Button was appointed minister for industry following the 1983 election and he stayed there until his retirement in 1993—the longest tenure in a single ministry in the Hawke and Keating governments. He also played a role in establishing the Centre Left faction, bringing a flexibility to Labor’s restrictive factional system and providing the opportunity for many of Labor’s greater talents to attain frontbench positions. As a minister, John Button was central to the Hawke government’s moves to open up the Australian economy and Australian industry to international competition, for which this nation should be very grateful. This included implementing tariff reductions, including in the car industry, at a time when many in the Labor movement were arguing that protection was still required.
Following his political career, John Button continued to be active in the community. He served as chairman at the Melbourne Writers Festival, and his books and other writings are a significant contribution to the political history of this country. A Geelong tragic, his involvement with and lifelong passion for the Geelong Football Club is widely known. John Button was also a man whose character embodied those Aussie values of good humour, irreverence to authority and larrikinism. He was a man of great wit and a prankster. Describing Tim Fischer, he wrote, ‘He spoke a strange language, a type of Albury Afrikaans.’ And for years John Button would pen illiterate letters under his pseudonym, Arthur Cartwright, peppering Labor colleagues and public figures with acerbic advice. He also once wrote, ‘I admired Gough Whitlam but not as much as he did.’
John Button was a great Australian: a reformer and a creative policymaker. He was respected and he was well liked right across the political divide.
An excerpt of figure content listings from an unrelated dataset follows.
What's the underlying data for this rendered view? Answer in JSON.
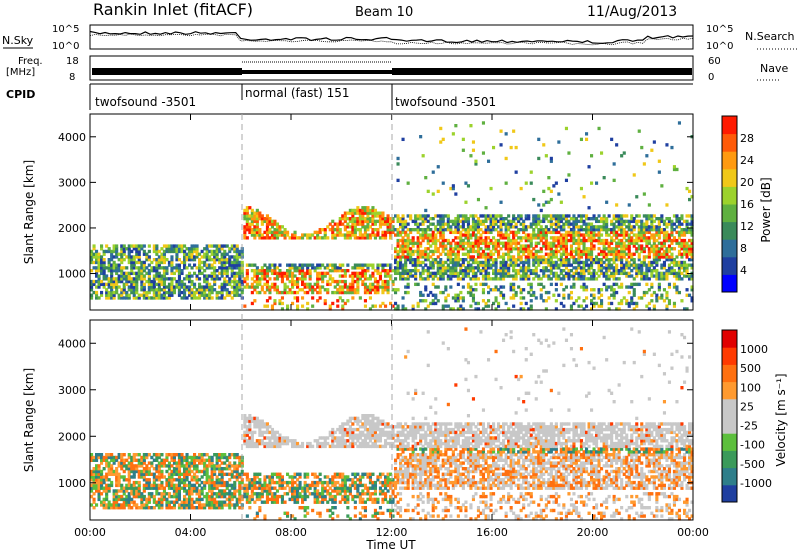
{
  "header": {
    "station": "Rankin Inlet (fitACF)",
    "beam": "Beam 10",
    "date": "11/Aug/2013"
  },
  "top_panels": {
    "nsky_label": "N.Sky",
    "nsky_left_ticks": [
      "10^5",
      "10^0"
    ],
    "nsearch_label": "N.Search",
    "nsearch_right_ticks": [
      "10^5",
      "10^0"
    ],
    "freq_label_line1": "Freq.",
    "freq_label_line2": "[MHz]",
    "freq_ticks": [
      "18",
      "8"
    ],
    "nave_label": "Nave",
    "nave_ticks": [
      "60",
      "0"
    ],
    "cpid_label": "CPID",
    "modes": [
      {
        "label": "twofsound -3501",
        "start": "00:00",
        "end": "06:00"
      },
      {
        "label": "normal (fast) 151",
        "start": "06:00",
        "end": "12:00"
      },
      {
        "label": "twofsound -3501",
        "start": "12:00",
        "end": "24:00"
      }
    ]
  },
  "colors": {
    "power": [
      "#0000ff",
      "#1f3fa0",
      "#2e6e9a",
      "#3a8a5a",
      "#5fb040",
      "#9cd22c",
      "#f0c818",
      "#ff9a10",
      "#ff5a08",
      "#ff1a00"
    ],
    "velocity": [
      "#1f3fa0",
      "#2e7e8a",
      "#3a9a5a",
      "#5cbf3c",
      "#c8c8c8",
      "#c8c8c8",
      "#ff9a30",
      "#ff7010",
      "#ff3a00",
      "#e00000"
    ]
  },
  "chart_data": [
    {
      "type": "heatmap",
      "name": "power",
      "xlabel": "",
      "ylabel": "Slant Range [km]",
      "x_ticks": [
        "00:00",
        "04:00",
        "08:00",
        "12:00",
        "16:00",
        "20:00",
        "00:00"
      ],
      "y_ticks": [
        "1000",
        "2000",
        "3000",
        "4000"
      ],
      "xlim": [
        0,
        24
      ],
      "ylim": [
        200,
        4500
      ],
      "colorbar": {
        "label": "Power [dB]",
        "ticks": [
          "4",
          "8",
          "12",
          "16",
          "20",
          "24",
          "28"
        ],
        "range": [
          0,
          32
        ]
      }
    },
    {
      "type": "heatmap",
      "name": "velocity",
      "xlabel": "Time UT",
      "ylabel": "Slant Range [km]",
      "x_ticks": [
        "00:00",
        "04:00",
        "08:00",
        "12:00",
        "16:00",
        "20:00",
        "00:00"
      ],
      "y_ticks": [
        "1000",
        "2000",
        "3000",
        "4000"
      ],
      "xlim": [
        0,
        24
      ],
      "ylim": [
        200,
        4500
      ],
      "colorbar": {
        "label": "Velocity [m s⁻¹]",
        "ticks": [
          "1000",
          "500",
          "100",
          "25",
          "-25",
          "-100",
          "-500",
          "-1000"
        ]
      }
    }
  ]
}
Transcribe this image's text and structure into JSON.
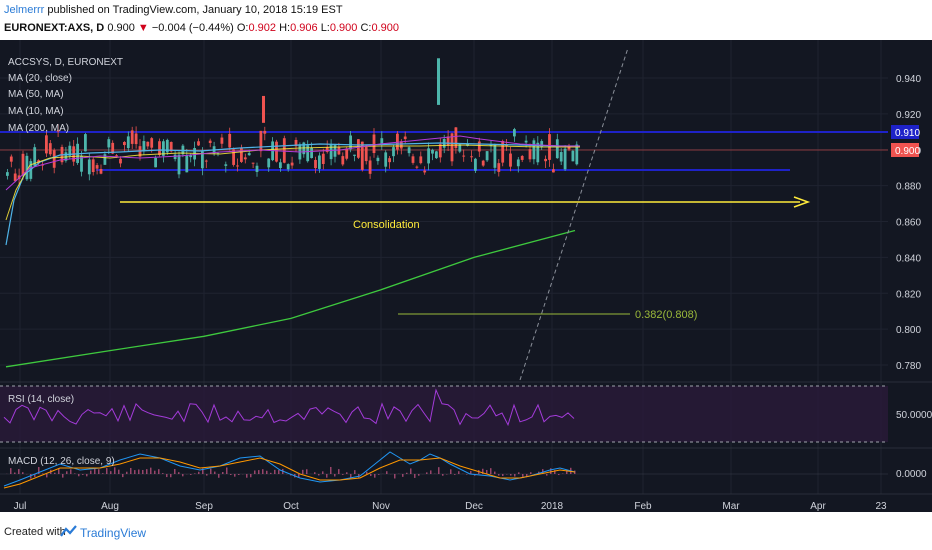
{
  "header": {
    "user": "Jelmerrr",
    "published_text": " published on TradingView.com, January 10, 2018 15:19 EST",
    "symbol": "EURONEXT:AXS, D",
    "last": "0.900",
    "arrow": "▼",
    "change": "−0.004 (−0.44%)",
    "o_label": "O:",
    "o": "0.902",
    "h_label": "H:",
    "h": "0.906",
    "l_label": "L:",
    "l": "0.900",
    "c_label": "C:",
    "c": "0.900"
  },
  "legend": {
    "title": "ACCSYS, D, EURONEXT",
    "items": [
      "MA (20, close)",
      "MA (50, MA)",
      "MA (10, MA)",
      "MA (200, MA)"
    ]
  },
  "annotations": {
    "consolidation": "Consolidation",
    "fib": "0.382(0.808)"
  },
  "price_labels": {
    "upper": "0.910",
    "last": "0.900"
  },
  "rsi": {
    "label": "RSI (14, close)",
    "tick": "50.0000"
  },
  "macd": {
    "label": "MACD (12, 26, close, 9)",
    "tick": "0.0000"
  },
  "footer": {
    "created": "Created with",
    "brand": "TradingView"
  },
  "colors": {
    "background": "#131722",
    "up": "#4db6ac",
    "down": "#ef5350",
    "support": "#1e22c8",
    "arrow": "#ffeb3b",
    "ma200": "#3ec93e",
    "rsi_bg": "#2a1a3a",
    "rsi_line": "#a33bd9"
  },
  "chart_data": {
    "type": "candlestick",
    "y_ticks": [
      "0.940",
      "0.920",
      "0.900",
      "0.880",
      "0.860",
      "0.840",
      "0.820",
      "0.800",
      "0.780"
    ],
    "y_range": [
      0.77,
      0.953
    ],
    "x_ticks": [
      "Jul",
      "Aug",
      "Sep",
      "Oct",
      "Nov",
      "Dec",
      "2018",
      "Feb",
      "Mar",
      "Apr",
      "23"
    ],
    "support_levels": [
      0.91,
      0.889
    ],
    "last_price": 0.9,
    "ma200": [
      {
        "x": "Jul",
        "y": 0.779
      },
      {
        "x": "Aug",
        "y": 0.788
      },
      {
        "x": "Sep",
        "y": 0.796
      },
      {
        "x": "Oct",
        "y": 0.806
      },
      {
        "x": "Nov",
        "y": 0.822
      },
      {
        "x": "Dec",
        "y": 0.84
      },
      {
        "x": "2018",
        "y": 0.855
      }
    ],
    "fib_level": 0.808
  }
}
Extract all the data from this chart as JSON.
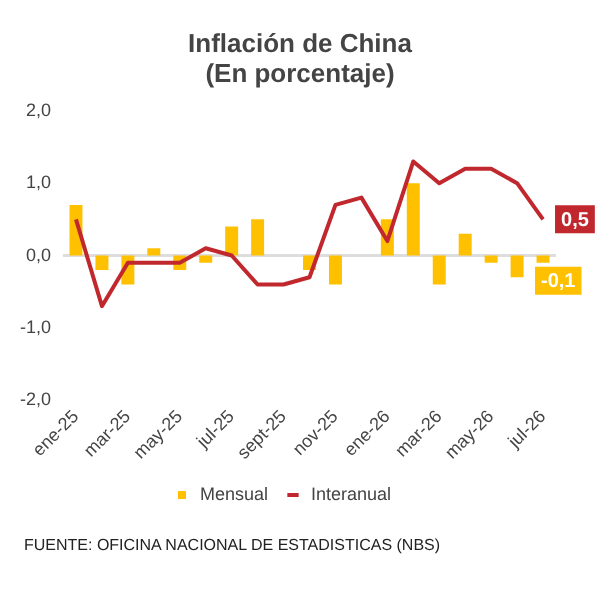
{
  "chart_data": {
    "type": "bar",
    "title": "Inflación de China",
    "subtitle": "(En porcentaje)",
    "categories": [
      "ene-25",
      null,
      "mar-25",
      null,
      "may-25",
      null,
      "jul-25",
      null,
      "sept-25",
      null,
      "nov-25",
      null,
      "ene-26",
      null,
      "mar-26",
      null,
      "may-26",
      null,
      "jul-26"
    ],
    "series": [
      {
        "name": "Mensual",
        "color": "#ffc000",
        "values": [
          0.7,
          -0.2,
          -0.4,
          0.1,
          -0.2,
          -0.1,
          0.4,
          0.5,
          0,
          -0.2,
          -0.4,
          0,
          0.5,
          1.0,
          -0.4,
          0.3,
          -0.1,
          -0.3,
          -0.1
        ],
        "value_labels": [
          null,
          null,
          null,
          null,
          null,
          null,
          null,
          null,
          null,
          null,
          null,
          null,
          null,
          null,
          null,
          null,
          null,
          null,
          "-0,1"
        ]
      },
      {
        "name": "Interanual",
        "type": "line",
        "color": "#c0282d",
        "values": [
          0.5,
          -0.7,
          -0.1,
          -0.1,
          -0.1,
          0.1,
          0.0,
          -0.4,
          -0.4,
          -0.3,
          0.7,
          0.8,
          0.2,
          1.3,
          1.0,
          1.2,
          1.2,
          1.0,
          0.5
        ],
        "value_labels": [
          null,
          null,
          null,
          null,
          null,
          null,
          null,
          null,
          null,
          null,
          null,
          null,
          null,
          null,
          null,
          null,
          null,
          null,
          "0,5"
        ]
      }
    ],
    "ylim": [
      -2,
      2
    ],
    "yticks": [
      {
        "value": -2,
        "label": "-2,0"
      },
      {
        "value": -1,
        "label": "-1,0"
      },
      {
        "value": 0,
        "label": "0,0"
      },
      {
        "value": 1,
        "label": "1,0"
      },
      {
        "value": 2,
        "label": "2,0"
      }
    ],
    "ref_lines": [
      {
        "axis": "y",
        "value": 0,
        "color": "#dddddd"
      }
    ],
    "legend": "bottom",
    "marker": "none",
    "annotations": [
      "FUENTE: OFICINA NACIONAL DE ESTADISTICAS (NBS)"
    ]
  }
}
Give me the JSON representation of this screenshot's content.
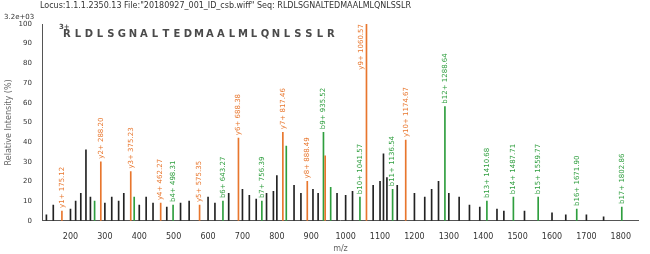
{
  "chart_data": {
    "type": "bar",
    "title": "Locus:1.1.1.2350.13 File:\"20180927_001_ID_csb.wiff\" Seq: RLDLSGNALTEDMAALMLQNLSSLR",
    "y_max_label": "3.2e+03",
    "charge": "3+",
    "sequence": "RLDLSGNALTEDMAALMLQNLSSLR",
    "x_label": "m/z",
    "y_label": "Relative Intensity (%)",
    "x": [
      130,
      150,
      175.12,
      200,
      215,
      230,
      245,
      258,
      270.14,
      288.2,
      300,
      320,
      340,
      355,
      375.23,
      385.24,
      400,
      420,
      440,
      462.27,
      480,
      498.31,
      520,
      545,
      575.35,
      600,
      620,
      643.27,
      660,
      688.38,
      700,
      720,
      740,
      756.39,
      770,
      790,
      800,
      817.46,
      827.44,
      850,
      870,
      888.49,
      905,
      920,
      935.52,
      940.5,
      956.51,
      975,
      1000,
      1020,
      1041.57,
      1060.57,
      1080,
      1100,
      1110,
      1120,
      1136.54,
      1150,
      1174.67,
      1200,
      1230,
      1250,
      1270,
      1288.64,
      1300,
      1330,
      1360,
      1390,
      1410.68,
      1440,
      1460,
      1487.71,
      1520,
      1559.77,
      1600,
      1640,
      1671.9,
      1700,
      1750,
      1802.86
    ],
    "values": [
      3,
      8,
      5,
      6,
      10,
      14,
      36,
      12,
      10,
      30,
      9,
      12,
      10,
      14,
      25,
      12,
      8,
      12,
      9,
      9,
      7,
      8,
      9,
      10,
      8,
      12,
      9,
      10,
      14,
      42,
      16,
      13,
      11,
      10,
      14,
      15,
      23,
      45,
      38,
      18,
      14,
      20,
      16,
      14,
      45,
      33,
      17,
      14,
      13,
      15,
      12,
      100,
      18,
      20,
      34,
      22,
      16,
      18,
      41,
      14,
      12,
      16,
      20,
      58,
      14,
      12,
      8,
      7,
      10,
      6,
      5,
      12,
      5,
      12,
      4,
      3,
      6,
      3,
      2,
      7
    ],
    "colors": [
      "#222222",
      "#222222",
      "#e8762d",
      "#222222",
      "#222222",
      "#222222",
      "#222222",
      "#222222",
      "#2e9e3e",
      "#e8762d",
      "#222222",
      "#222222",
      "#222222",
      "#222222",
      "#e8762d",
      "#2e9e3e",
      "#222222",
      "#222222",
      "#222222",
      "#e8762d",
      "#222222",
      "#2e9e3e",
      "#222222",
      "#222222",
      "#e8762d",
      "#222222",
      "#222222",
      "#2e9e3e",
      "#222222",
      "#e8762d",
      "#222222",
      "#222222",
      "#222222",
      "#2e9e3e",
      "#222222",
      "#222222",
      "#222222",
      "#e8762d",
      "#2e9e3e",
      "#222222",
      "#222222",
      "#e8762d",
      "#222222",
      "#222222",
      "#2e9e3e",
      "#e8762d",
      "#2e9e3e",
      "#222222",
      "#222222",
      "#222222",
      "#2e9e3e",
      "#e8762d",
      "#222222",
      "#222222",
      "#222222",
      "#222222",
      "#2e9e3e",
      "#222222",
      "#e8762d",
      "#222222",
      "#222222",
      "#222222",
      "#222222",
      "#2e9e3e",
      "#222222",
      "#222222",
      "#222222",
      "#222222",
      "#2e9e3e",
      "#222222",
      "#222222",
      "#2e9e3e",
      "#222222",
      "#2e9e3e",
      "#222222",
      "#222222",
      "#2e9e3e",
      "#222222",
      "#222222",
      "#2e9e3e"
    ],
    "annotations": [
      {
        "x": 175.12,
        "text": "y1+ 175.12"
      },
      {
        "x": 288.2,
        "text": "y2+ 288.20"
      },
      {
        "x": 375.23,
        "text": "y3+ 375.23"
      },
      {
        "x": 462.27,
        "text": "y4+ 462.27"
      },
      {
        "x": 498.31,
        "text": "b4+ 498.31"
      },
      {
        "x": 575.35,
        "text": "y5+ 575.35"
      },
      {
        "x": 643.27,
        "text": "b6+ 643.27"
      },
      {
        "x": 688.38,
        "text": "y6+ 688.38"
      },
      {
        "x": 756.39,
        "text": "b7+ 756.39"
      },
      {
        "x": 817.46,
        "text": "y7+ 817.46"
      },
      {
        "x": 888.49,
        "text": "y8+ 888.49"
      },
      {
        "x": 935.52,
        "text": "b9+ 935.52"
      },
      {
        "x": 1041.57,
        "text": "b10+ 1041.57"
      },
      {
        "x": 1060.57,
        "text": "y9+ 1060.57"
      },
      {
        "x": 1136.54,
        "text": "b11+ 1136.54"
      },
      {
        "x": 1174.67,
        "text": "y10+ 1174.67"
      },
      {
        "x": 1288.64,
        "text": "b12+ 1288.64"
      },
      {
        "x": 1410.68,
        "text": "b13+ 1410.68"
      },
      {
        "x": 1487.71,
        "text": "b14+ 1487.71"
      },
      {
        "x": 1559.77,
        "text": "b15+ 1559.77"
      },
      {
        "x": 1671.9,
        "text": "b16+ 1671.90"
      },
      {
        "x": 1802.86,
        "text": "b17+ 1802.86"
      }
    ],
    "xlim": [
      120,
      1850
    ],
    "xticks": [
      200,
      300,
      400,
      500,
      600,
      700,
      800,
      900,
      1000,
      1100,
      1200,
      1300,
      1400,
      1500,
      1600,
      1700,
      1800
    ],
    "ylim": [
      0,
      100
    ],
    "yticks": [
      0,
      10,
      20,
      30,
      40,
      50,
      60,
      70,
      80,
      90,
      100
    ],
    "grid": false
  }
}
He was a thoroughly decent man and a man of wit and grace. He was someone who added to the general public esteem for government, for parliament and for politicians generally. He was a giant of the Labor movement and should be honoured as such. He also endured what we as parents fear most, and that was the loss of a son under the most tragic circumstances. To his partner of 10 years, Joan Grant, his sons, James and Nick, and his grandchildren, Harry, Lola and Otis, I extend the deepest sympathies of the opposition and the Liberal Party of Australia.